Design concepts for three prominent sites in the City of London, including one in the Barbican earmarked for development, emphasize social equity and sustainability.
Creative visions are part of the firm’s annual international Phil Freelon Design Competition, which encourages innovative placemaking through a “Living Design” framework.
Architects and designers from multiple Perkins&Will studios worldwide have designed bold visions for transforming parts of the City of London into healthier, more sustainable, and inclusive places for a design concept competition. These visions, prompted by the firm’s annual Phil Freelon Design Competition, carefully evaluated by a high-profile panel of external jurors.
The Phil Freelon Design Competition honors the eponymous late architect and Perkins&Will design director who championed design for humanity. Launched firmwide in 2004 as the Design Leadership Council (DLC) Design Competition and renamed in 2019 in Freelon’s memory, the annual contest is part of the firm’s culture of curiosity, creativity, and innovation.

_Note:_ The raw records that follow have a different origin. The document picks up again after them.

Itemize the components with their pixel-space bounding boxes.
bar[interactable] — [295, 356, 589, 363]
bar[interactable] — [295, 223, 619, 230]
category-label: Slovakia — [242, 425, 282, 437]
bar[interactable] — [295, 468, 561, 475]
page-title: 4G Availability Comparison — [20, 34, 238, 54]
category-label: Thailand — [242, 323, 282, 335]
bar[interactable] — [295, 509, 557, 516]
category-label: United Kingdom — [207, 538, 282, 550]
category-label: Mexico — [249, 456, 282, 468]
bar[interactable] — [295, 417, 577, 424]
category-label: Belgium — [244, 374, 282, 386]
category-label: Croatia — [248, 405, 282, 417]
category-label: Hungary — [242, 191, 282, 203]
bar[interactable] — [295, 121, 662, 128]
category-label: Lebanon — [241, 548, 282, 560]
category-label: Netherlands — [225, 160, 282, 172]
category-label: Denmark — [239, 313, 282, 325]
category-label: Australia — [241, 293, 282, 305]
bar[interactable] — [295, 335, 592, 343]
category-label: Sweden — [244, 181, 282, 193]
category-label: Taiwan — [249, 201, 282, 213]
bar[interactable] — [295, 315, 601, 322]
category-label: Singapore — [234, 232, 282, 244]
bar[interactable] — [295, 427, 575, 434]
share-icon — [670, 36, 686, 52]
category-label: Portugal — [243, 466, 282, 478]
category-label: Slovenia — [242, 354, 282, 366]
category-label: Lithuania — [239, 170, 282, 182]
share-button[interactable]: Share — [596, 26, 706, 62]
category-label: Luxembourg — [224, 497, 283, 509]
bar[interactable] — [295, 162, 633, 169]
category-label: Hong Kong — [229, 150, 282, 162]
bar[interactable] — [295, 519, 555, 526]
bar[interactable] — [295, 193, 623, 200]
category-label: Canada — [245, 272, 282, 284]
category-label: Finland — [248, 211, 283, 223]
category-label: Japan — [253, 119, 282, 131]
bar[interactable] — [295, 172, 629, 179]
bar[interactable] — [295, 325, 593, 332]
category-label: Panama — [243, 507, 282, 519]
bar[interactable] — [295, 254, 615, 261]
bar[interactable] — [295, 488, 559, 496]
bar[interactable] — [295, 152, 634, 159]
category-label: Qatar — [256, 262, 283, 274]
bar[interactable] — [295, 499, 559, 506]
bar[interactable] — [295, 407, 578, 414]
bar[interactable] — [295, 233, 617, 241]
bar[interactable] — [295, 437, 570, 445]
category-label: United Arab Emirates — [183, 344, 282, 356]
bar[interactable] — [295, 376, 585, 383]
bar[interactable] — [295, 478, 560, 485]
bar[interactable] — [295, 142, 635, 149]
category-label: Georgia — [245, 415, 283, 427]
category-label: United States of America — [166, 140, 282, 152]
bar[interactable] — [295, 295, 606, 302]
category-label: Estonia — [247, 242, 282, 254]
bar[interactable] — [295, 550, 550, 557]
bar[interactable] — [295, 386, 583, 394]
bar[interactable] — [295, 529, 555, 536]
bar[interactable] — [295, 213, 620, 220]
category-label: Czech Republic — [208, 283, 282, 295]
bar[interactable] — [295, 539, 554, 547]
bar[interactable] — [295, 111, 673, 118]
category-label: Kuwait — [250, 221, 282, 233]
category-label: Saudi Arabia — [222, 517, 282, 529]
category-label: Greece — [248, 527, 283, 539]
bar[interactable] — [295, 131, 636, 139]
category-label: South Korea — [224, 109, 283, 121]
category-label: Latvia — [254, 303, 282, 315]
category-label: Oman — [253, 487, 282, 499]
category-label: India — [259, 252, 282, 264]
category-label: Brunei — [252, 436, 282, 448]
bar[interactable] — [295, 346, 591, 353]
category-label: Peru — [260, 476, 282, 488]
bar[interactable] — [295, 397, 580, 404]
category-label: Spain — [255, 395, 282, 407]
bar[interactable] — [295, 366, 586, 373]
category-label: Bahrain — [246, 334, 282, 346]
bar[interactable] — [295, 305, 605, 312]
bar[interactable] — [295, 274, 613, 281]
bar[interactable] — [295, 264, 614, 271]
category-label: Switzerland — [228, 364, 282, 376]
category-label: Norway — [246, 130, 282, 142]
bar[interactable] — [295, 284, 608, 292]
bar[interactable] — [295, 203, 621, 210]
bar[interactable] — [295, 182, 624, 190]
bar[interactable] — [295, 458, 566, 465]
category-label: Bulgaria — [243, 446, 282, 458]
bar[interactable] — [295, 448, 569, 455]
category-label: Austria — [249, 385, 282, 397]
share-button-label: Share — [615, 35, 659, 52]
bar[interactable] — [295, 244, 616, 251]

For this year’s competition, international design teams were tasked with reimagining one of three existing sites within the City boundary, each with a design scale—urban, building or interior. The urban scale focused on the Culture Mile, a destination stretching from Farringdon to Moorgate that inspires visitors to experience London’s architecture, arts, and culture. The building scale involved an architectural challenge on a plot between Gresham Street and the historic Guildhall. The interior scale called for retrofitting an unused part of the Barbican, an iconic performing arts centre within the City of London.
Competition organizers selected the City of London for its resilience, having survived humanmade and natural disasters for over 2,000 years. In a society permanently altered by the COVID-19 pandemic and corollary social crises, the competition’s challenge this year was to conceive a design solution that supports holistic well-being and enhances the quality of life for everyone—part of Perkins&Will’s Living Design framework.